La première porte sur l’attractivité future de la profession comptable
La seconde propose neuf pistes pour préparer l’enseignement comptable de demain.
Leur message est clair : notre métier a changé ; sa formation et son image doivent évoluer avec lui.
Trop souvent encore, la comptabilité est perçue comme une activité répétitive, exclusivement consacrée aux chiffres et aux obligations administratives. Or, l’automatisation, la facturation électronique et l’intelligence artificielle absorbent une part croissante des tâches routinières. La valeur de l’expert-comptable se déplace vers l’analyse, le jugement, l’anticipation et le conseil.
L’IFAC invite dès lors à moderniser ce qui est enseigné. Les futurs professionnels doivent comprendre et superviser l’IA et l’automatisation ; savoir interpréter les données financières pour accompagner les décisions ; maîtriser les enjeux de conformité, de cybersécurité et de protection des données ; s’initier au reporting de durabilité et aux critères ESG. Mais ils doivent tout autant développer les compétences relationnelles : communication, pédagogie financière, écoute, empathie et qualité du dialogue avec le client.
Car un bilan ne parle jamais seul.

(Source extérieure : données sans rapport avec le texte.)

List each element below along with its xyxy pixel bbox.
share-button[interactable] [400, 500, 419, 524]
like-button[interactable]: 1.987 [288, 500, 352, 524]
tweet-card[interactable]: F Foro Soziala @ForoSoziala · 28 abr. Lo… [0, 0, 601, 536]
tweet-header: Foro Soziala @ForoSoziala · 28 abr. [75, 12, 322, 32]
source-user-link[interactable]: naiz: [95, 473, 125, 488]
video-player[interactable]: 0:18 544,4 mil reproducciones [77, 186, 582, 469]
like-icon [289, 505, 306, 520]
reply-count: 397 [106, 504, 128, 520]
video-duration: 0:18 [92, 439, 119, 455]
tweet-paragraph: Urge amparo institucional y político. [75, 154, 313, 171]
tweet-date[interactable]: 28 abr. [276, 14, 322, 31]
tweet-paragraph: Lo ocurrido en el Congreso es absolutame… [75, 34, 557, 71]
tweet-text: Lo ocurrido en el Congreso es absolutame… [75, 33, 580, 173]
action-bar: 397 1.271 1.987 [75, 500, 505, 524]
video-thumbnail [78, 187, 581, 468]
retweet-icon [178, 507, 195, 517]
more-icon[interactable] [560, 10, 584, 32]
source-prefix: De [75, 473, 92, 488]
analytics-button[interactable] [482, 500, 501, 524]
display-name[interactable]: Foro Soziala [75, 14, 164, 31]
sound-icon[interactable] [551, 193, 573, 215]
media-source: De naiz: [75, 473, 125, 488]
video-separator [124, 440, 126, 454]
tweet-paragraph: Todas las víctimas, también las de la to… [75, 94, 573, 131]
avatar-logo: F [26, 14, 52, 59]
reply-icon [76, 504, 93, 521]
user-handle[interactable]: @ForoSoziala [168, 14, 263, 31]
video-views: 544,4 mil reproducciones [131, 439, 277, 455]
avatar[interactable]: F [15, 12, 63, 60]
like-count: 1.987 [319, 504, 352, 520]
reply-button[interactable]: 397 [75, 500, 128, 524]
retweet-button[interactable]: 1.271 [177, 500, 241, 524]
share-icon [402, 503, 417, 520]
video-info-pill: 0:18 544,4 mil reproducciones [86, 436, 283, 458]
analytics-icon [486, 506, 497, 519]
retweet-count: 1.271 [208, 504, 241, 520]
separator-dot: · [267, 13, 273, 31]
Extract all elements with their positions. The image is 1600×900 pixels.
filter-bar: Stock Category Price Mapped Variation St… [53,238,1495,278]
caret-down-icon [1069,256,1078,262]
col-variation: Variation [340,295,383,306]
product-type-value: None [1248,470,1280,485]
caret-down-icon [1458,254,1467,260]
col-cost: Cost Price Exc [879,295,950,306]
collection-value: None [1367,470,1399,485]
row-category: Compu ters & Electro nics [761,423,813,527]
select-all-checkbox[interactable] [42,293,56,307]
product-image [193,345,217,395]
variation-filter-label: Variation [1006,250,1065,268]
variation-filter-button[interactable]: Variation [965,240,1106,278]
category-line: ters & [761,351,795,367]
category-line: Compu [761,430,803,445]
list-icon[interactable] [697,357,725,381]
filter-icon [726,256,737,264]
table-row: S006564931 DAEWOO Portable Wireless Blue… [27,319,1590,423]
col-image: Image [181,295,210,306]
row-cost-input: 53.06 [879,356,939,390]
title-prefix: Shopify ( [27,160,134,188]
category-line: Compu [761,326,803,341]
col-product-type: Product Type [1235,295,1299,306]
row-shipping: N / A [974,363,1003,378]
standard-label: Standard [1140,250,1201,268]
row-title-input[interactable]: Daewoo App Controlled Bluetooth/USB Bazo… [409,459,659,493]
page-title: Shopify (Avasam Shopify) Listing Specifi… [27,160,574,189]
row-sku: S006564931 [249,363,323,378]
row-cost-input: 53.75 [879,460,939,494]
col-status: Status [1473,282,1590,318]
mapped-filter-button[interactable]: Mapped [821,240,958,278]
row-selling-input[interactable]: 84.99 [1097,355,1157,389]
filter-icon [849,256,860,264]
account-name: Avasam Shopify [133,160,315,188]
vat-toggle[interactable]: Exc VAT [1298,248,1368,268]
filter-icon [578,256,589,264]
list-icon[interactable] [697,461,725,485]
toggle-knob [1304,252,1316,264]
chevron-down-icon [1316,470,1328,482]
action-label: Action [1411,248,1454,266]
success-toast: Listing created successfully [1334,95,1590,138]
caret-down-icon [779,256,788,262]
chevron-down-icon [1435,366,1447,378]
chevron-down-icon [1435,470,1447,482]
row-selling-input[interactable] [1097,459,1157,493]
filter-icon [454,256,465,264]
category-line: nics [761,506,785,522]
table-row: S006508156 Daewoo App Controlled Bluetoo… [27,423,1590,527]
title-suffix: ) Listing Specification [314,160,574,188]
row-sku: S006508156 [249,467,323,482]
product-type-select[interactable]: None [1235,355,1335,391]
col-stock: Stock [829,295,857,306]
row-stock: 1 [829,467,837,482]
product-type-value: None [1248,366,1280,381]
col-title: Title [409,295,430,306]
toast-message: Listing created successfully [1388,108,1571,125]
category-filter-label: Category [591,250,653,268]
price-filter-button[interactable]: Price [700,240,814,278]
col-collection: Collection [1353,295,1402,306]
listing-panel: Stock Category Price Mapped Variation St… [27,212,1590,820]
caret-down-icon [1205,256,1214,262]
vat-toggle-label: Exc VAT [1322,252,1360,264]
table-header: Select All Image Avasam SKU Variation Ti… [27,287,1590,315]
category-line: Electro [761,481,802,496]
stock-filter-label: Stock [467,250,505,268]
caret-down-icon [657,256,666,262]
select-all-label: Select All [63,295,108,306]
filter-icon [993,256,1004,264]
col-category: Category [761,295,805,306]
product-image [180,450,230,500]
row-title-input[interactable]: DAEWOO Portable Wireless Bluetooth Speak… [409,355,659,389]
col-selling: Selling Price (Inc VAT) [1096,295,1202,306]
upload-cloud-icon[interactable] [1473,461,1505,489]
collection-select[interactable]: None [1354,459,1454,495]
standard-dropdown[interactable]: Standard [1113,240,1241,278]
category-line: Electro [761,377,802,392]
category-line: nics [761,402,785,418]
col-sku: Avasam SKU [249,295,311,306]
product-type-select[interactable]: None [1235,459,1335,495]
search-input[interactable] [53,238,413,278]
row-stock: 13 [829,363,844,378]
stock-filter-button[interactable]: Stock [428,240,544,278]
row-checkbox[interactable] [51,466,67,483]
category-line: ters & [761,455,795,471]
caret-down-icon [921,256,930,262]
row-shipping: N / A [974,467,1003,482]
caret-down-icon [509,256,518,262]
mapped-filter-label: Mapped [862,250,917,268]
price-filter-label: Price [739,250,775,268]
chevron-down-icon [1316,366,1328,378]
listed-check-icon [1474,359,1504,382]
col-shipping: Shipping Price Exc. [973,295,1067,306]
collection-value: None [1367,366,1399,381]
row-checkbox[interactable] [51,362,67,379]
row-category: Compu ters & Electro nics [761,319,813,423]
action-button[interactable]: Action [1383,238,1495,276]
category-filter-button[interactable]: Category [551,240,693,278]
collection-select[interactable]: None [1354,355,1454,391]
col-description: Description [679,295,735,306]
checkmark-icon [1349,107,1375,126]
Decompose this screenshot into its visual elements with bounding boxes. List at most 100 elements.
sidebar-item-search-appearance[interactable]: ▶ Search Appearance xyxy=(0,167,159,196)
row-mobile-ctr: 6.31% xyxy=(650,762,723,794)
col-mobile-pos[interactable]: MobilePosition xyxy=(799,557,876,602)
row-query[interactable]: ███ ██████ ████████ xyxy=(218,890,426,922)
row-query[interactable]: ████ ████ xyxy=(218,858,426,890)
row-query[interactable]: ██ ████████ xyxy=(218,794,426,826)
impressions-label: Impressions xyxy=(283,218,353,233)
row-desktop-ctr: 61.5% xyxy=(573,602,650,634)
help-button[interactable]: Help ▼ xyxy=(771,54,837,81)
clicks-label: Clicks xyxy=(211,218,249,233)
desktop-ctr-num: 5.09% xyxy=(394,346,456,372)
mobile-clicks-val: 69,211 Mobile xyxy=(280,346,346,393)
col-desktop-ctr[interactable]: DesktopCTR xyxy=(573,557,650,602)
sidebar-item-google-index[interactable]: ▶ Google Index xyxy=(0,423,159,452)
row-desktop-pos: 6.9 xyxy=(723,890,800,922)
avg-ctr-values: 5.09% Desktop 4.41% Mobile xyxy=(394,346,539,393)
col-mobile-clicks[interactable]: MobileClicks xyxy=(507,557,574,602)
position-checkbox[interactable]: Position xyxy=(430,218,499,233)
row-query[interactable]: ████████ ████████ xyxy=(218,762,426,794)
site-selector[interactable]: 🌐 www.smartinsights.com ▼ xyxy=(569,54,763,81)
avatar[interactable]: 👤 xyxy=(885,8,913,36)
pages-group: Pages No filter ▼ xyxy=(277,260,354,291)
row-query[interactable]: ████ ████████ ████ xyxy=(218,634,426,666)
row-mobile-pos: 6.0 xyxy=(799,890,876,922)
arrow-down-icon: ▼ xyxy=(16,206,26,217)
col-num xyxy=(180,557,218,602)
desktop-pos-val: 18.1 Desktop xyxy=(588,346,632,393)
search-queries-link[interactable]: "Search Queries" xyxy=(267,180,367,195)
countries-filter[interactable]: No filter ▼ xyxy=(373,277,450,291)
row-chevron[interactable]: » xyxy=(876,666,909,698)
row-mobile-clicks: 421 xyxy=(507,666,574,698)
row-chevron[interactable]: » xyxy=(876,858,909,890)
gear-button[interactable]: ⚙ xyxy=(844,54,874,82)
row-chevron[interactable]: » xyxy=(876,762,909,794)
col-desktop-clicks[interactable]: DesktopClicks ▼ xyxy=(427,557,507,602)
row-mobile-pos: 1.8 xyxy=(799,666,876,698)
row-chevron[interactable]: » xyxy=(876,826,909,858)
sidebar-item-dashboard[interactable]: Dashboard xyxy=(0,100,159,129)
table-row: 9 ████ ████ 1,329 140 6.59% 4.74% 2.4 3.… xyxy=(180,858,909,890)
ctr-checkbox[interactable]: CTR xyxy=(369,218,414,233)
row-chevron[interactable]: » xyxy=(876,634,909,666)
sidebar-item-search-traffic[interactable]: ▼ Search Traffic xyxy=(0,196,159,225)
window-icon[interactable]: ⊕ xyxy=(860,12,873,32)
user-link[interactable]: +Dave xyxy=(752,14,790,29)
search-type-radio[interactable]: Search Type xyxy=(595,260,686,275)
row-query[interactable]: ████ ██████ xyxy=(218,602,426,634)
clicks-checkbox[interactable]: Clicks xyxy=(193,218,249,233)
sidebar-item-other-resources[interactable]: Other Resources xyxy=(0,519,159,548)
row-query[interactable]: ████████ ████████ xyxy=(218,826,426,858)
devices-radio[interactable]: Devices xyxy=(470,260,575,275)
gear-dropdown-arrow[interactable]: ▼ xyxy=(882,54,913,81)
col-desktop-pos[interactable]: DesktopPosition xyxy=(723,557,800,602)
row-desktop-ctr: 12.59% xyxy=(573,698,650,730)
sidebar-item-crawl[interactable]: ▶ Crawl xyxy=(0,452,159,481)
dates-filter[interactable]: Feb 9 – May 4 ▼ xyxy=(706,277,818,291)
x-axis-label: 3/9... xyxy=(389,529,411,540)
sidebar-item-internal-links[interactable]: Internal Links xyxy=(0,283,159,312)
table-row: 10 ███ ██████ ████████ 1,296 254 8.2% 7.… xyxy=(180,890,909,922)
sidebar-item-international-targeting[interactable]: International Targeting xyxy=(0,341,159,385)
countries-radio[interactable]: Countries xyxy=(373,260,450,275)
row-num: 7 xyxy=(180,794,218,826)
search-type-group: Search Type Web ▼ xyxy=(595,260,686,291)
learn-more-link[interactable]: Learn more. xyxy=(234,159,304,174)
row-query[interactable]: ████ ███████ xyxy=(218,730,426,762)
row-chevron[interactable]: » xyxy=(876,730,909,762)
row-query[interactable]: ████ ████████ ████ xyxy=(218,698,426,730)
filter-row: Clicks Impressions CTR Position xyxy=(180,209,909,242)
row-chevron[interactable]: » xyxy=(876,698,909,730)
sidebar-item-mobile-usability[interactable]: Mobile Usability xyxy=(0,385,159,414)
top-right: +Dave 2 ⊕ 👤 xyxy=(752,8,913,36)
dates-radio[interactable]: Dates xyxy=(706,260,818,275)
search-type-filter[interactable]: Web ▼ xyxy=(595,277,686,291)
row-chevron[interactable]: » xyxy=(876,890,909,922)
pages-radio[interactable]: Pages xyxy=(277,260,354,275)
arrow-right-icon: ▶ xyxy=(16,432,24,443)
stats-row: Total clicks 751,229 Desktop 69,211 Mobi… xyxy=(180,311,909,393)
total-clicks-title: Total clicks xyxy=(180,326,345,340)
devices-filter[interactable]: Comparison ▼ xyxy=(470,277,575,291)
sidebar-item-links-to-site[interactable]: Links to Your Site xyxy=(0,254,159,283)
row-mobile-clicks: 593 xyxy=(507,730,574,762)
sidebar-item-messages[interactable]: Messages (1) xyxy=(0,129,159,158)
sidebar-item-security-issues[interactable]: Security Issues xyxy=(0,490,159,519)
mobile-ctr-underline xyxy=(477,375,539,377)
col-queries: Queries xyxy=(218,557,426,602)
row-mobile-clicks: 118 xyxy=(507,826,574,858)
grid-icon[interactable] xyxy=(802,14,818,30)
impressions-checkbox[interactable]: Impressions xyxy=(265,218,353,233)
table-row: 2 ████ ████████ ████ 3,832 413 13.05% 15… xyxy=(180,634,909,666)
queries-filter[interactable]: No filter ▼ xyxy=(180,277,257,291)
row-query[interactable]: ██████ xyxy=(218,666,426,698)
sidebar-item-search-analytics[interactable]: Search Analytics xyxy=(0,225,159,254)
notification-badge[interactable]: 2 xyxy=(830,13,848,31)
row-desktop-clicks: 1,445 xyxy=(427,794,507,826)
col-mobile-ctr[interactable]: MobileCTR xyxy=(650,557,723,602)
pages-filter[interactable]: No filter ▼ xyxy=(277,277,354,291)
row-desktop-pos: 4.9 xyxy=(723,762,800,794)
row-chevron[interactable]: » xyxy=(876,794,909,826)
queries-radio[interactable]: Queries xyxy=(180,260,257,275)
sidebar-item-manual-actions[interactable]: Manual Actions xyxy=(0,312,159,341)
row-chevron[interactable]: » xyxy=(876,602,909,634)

Derrière une trésorerie tendue, une marge qui diminue ou un investissement reporté, il y a un dirigeant, des équipes, une famille, un projet et parfois une inquiétude. Le professionnel de demain devra donc savoir lire les chiffres, mais aussi écouter ce qu’ils révèlent. L’empathie ne diminue en rien la rigueur : elle permet de donner un conseil mieux compris, plus juste et plus utile.
L’IFAC propose aussi de transformer la manière d’enseigner : davantage de cas réels, de projets immersifs, de données d’entreprise, de raisonnement critique et de collaboration avec des praticiens de terrain. Les supports doivent être diversifiés, ateliers, numérique, e-learning et accompagnement individualisé , afin de mieux respecter les rythmes et les modes d’apprentissage.